Yanlar arasında görülen elatmanın önlenmesi ve yıkım davası sonunda, yerel mahkemece davanın, kabulüne ilişkin olarak verilen karar davalı vekili tarafından yasal süre içerisinde temyiz edilmiş olmakla, duruşma günü olarak saptanan 18.12.2012 Salı günü için yapılan tebligat üzerine temyiz eden vekili Avukat A... Ö... geldi. Davetiye tebliğine rağmen temyiz edilenler vek.Avukat gelmedi yokluğunda duruşmaya başlandı, süresinde verildiği ve kayıt olunduğu anlaşılan temyiz dilekçesinin kabulüne karar verildikten sonra gelen vekilin sözlü açıklamaları dinlendi, duruşmanın bittiği bildirildi, iş karara bırakıldı. Bilahare Tetkik Hakimi tarafından düzenlenen rapor okundu, düşüncesi alındı. Dosya incelenerek gereği görüşülüp düşünüldü:
Dava, çaplı taşınmaza elatmanın önlenmesi ve yıkım isteklerine ilişkindir.

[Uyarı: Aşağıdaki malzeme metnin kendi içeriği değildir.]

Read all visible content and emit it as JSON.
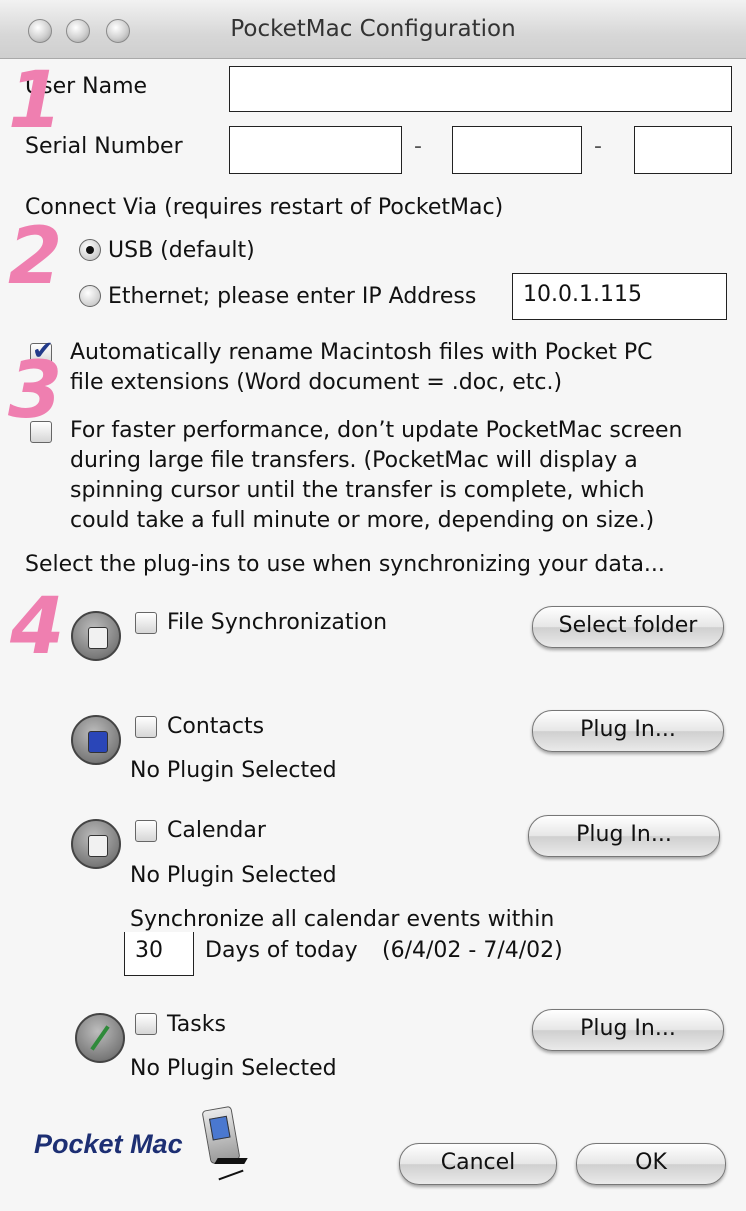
{
  "window": {
    "title": "PocketMac Configuration"
  },
  "account": {
    "user_name_label": "User Name",
    "user_name_value": "",
    "serial_label": "Serial Number",
    "serial_part1": "",
    "serial_part2": "",
    "serial_part3": "",
    "dash": "-"
  },
  "connection": {
    "heading": "Connect Via (requires restart of PocketMac)",
    "usb_label": "USB (default)",
    "ethernet_label": "Ethernet; please enter IP Address",
    "ip_value": "10.0.1.115",
    "selected": "usb"
  },
  "options": {
    "rename_line1": "Automatically rename Macintosh files with Pocket PC",
    "rename_line2": "file extensions (Word document = .doc, etc.)",
    "rename_checked": true,
    "perf_line1": "For faster performance, don’t update PocketMac screen",
    "perf_line2": "during large file transfers. (PocketMac will display a",
    "perf_line3": "spinning cursor until the transfer is complete, which",
    "perf_line4": "could take a full minute or more, depending on size.)",
    "perf_checked": false
  },
  "plugins": {
    "heading": "Select the plug-ins to use when synchronizing your data...",
    "file_sync": {
      "label": "File Synchronization",
      "button": "Select folder"
    },
    "contacts": {
      "label": "Contacts",
      "button": "Plug In...",
      "status": "No Plugin Selected"
    },
    "calendar": {
      "label": "Calendar",
      "button": "Plug In...",
      "status": "No Plugin Selected",
      "sync_line": "Synchronize all calendar events within",
      "days_value": "30",
      "days_label": "Days of today",
      "date_range": "(6/4/02 - 7/4/02)"
    },
    "tasks": {
      "label": "Tasks",
      "button": "Plug In...",
      "status": "No Plugin Selected"
    }
  },
  "annotations": {
    "step1": "1",
    "step2": "2",
    "step3": "3",
    "step4": "4"
  },
  "footer": {
    "logo_text_a": "Pocket",
    "logo_text_b": "Mac",
    "cancel": "Cancel",
    "ok": "OK"
  },
  "colors": {
    "annotation": "#ef7fb0",
    "logo": "#1d2f73",
    "checkmark": "#223a8a"
  }
}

Mahkemece, davanın kabulüne karar verilmiştir. Dosya içeriği ve toplanan delillerden; dava konusu 970 parsel sayılı taşınmazın davacıların miras bırakanı İ. Y. adına kayıtlı olduğu, komşu 989 sayılı parselin ise kayden davalıya ait bulunduğu, mahkemece yerinde uygulama yapılmak suretiyle fen bilirkişilerin düzenledikleri rapor doğrultusunda neticeye gidildiği görülmektedir.
Gerçekten de, tarafların malik oldukları taşınmazlarla ilgili mevcut çapların uygulanması neticesinde bir taşkınlık saptanmış ise de; temyiz aşamasında dosyaya ibraz edilen belgelerden, taşınmazların bulunduğu bölgede 3402 Sayılı Yasanın 22-a maddesi gereğince uygulama yapıldığı ve davalının taşınmazının yüzölçümü ile geometrik durumunun değiştiği anlaşılmaktadır.

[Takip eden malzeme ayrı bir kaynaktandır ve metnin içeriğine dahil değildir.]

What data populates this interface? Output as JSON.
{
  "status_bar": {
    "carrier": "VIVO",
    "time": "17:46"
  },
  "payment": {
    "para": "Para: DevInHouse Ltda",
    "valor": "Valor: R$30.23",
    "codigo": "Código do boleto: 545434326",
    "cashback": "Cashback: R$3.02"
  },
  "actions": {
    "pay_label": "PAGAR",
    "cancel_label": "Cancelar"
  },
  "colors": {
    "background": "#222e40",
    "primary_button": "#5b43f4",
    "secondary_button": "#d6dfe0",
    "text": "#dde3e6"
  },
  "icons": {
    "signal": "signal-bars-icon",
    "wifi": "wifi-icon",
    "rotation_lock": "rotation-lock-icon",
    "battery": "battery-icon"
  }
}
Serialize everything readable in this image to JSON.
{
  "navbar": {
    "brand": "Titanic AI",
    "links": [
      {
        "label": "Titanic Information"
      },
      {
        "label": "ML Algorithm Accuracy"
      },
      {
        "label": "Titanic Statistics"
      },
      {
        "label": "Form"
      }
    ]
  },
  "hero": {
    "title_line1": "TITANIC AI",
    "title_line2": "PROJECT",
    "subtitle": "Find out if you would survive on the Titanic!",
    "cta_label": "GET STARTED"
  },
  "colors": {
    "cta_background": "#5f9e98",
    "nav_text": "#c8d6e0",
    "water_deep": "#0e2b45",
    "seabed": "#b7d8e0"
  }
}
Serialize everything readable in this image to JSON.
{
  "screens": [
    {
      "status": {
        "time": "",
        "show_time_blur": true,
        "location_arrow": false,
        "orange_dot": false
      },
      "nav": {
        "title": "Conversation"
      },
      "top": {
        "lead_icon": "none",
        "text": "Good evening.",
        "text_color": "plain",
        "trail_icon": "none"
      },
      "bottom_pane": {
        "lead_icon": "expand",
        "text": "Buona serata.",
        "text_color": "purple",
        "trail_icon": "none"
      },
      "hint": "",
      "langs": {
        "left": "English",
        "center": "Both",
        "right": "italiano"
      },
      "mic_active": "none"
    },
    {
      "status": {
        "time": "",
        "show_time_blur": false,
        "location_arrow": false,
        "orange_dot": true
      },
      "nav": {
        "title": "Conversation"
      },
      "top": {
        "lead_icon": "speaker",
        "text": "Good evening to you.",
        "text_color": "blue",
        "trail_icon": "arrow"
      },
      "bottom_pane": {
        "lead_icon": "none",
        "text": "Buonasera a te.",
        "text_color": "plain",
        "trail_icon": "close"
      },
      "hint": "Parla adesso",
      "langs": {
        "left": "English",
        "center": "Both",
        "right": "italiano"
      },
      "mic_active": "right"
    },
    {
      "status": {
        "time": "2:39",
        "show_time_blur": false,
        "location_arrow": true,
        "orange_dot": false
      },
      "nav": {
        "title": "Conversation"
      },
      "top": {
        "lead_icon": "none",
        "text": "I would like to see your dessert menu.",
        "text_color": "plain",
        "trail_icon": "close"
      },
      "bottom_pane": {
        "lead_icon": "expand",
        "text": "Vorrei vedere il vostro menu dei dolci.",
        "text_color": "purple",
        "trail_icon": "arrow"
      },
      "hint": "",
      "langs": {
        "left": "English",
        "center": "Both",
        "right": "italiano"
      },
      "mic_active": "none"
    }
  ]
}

O halde, davada yıkım isteği de bulunduğuna göre, taşınmazlarla ilgili yukarıda belirtildiği üzere yapılan uygulama sonrası oluşan çap kayıtları ve krokileri temin edilerek, keşfen uygulanmak suretiyle taşkınlığın mevcut olup olmadığının uygulamanın kesinleşip kesinleşmediğinin saptanması, ondan sonra hasıl olacak sonuca göre bir karar verilmesi gerekirken, yazılı olduğu üzere hüküm kurulmuş olması doğru değildir.

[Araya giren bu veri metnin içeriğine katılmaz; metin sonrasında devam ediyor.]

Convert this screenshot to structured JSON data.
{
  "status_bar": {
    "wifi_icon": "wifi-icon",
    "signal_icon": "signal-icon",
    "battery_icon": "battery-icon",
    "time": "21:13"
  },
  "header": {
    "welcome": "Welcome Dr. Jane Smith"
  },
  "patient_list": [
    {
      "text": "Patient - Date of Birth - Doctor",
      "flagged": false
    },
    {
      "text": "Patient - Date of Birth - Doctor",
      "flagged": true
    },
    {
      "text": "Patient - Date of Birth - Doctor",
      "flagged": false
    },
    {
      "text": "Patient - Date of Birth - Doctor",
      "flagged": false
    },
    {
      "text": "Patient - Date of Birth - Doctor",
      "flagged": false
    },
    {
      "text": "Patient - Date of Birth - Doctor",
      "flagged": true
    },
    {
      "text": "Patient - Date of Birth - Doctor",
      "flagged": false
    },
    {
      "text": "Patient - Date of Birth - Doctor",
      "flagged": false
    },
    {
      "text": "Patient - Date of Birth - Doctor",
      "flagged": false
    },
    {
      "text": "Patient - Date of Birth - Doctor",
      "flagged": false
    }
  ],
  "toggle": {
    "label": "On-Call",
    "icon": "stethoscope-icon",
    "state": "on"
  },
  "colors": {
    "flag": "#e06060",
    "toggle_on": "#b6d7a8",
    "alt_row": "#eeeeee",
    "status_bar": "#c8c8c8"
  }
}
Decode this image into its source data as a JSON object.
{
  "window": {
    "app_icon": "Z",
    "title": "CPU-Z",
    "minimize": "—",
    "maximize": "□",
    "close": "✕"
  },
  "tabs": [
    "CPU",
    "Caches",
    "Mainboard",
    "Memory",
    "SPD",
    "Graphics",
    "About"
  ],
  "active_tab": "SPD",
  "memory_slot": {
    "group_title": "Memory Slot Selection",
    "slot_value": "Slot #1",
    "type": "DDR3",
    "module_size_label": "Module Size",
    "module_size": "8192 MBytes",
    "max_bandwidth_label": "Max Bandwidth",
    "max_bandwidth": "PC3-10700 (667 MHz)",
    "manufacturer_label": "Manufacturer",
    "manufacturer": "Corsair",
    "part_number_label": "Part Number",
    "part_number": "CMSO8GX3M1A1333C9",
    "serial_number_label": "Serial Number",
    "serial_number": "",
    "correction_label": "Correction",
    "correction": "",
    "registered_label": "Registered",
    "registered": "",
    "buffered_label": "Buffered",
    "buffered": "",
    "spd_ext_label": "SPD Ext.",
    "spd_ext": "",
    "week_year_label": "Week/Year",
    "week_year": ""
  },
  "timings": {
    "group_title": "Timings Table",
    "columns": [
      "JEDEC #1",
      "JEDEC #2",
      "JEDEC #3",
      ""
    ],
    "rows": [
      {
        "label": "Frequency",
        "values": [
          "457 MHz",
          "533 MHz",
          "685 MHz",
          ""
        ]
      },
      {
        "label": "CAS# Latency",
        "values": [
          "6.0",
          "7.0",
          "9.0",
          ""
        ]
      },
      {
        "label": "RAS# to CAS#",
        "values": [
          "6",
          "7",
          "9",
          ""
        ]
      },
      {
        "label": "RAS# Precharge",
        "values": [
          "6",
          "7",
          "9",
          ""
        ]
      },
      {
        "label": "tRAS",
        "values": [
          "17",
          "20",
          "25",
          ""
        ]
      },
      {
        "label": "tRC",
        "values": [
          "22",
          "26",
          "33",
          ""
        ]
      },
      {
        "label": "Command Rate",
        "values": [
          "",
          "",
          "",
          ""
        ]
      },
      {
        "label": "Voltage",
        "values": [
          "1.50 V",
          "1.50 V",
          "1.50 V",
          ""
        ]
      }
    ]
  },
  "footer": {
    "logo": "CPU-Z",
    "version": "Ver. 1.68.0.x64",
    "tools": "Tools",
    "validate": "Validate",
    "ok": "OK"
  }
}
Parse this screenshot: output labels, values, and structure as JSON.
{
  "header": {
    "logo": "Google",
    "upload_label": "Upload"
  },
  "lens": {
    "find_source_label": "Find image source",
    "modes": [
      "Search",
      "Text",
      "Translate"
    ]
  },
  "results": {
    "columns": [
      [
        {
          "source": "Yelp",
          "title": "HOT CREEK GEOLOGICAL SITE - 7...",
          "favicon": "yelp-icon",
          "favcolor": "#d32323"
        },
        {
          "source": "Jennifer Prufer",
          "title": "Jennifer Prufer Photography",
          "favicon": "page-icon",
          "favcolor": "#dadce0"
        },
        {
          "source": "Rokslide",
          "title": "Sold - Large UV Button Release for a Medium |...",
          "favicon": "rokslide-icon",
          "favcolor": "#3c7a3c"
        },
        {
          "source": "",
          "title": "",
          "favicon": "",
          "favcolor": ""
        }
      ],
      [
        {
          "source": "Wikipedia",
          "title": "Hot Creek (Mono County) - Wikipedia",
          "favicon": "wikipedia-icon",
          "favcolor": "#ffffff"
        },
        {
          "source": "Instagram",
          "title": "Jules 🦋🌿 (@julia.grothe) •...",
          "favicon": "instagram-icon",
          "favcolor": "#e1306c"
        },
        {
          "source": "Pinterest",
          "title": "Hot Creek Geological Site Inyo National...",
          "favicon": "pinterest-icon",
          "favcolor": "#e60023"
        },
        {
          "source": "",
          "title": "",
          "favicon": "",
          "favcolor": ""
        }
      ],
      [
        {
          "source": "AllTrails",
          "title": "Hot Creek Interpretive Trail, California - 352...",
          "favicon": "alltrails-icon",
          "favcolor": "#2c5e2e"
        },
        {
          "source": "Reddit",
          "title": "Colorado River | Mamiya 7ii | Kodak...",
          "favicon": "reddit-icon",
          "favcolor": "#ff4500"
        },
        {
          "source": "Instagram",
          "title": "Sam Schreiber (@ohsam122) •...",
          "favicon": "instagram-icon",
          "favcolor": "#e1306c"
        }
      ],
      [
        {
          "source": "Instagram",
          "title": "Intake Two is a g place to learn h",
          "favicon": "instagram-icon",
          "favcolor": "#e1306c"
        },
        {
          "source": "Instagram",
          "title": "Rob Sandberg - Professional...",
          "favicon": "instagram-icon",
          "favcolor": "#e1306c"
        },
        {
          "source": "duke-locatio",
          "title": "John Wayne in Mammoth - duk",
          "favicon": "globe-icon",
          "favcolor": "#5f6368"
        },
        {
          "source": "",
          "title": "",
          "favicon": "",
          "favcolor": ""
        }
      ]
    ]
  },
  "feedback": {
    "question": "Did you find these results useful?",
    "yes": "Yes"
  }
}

Davalı vekilinin temyiz itirazları yerindedir.Kabulü ile hükmün açıklanan nedenden ötürü (6100 Sayılı HMK." nun geçici 3.maddesi yollamasıyla 1086. Sayılı HUMK." nun 428.maddesi uyarınca BOZULMASINA, alınan peşin harcın temyiz edene geri verilmesine, 21.12.2011 tarihinde yürürlüğe giren Avukatlık Ücret Tarifesinin 14. maddesi gereğince gelen temyiz eden vekili için 900.00.-TL. duruşma avukatlık parasının temyiz edilenden alınmasına, 18 12.2012 tarihinde oybirliğiyle karar verildi.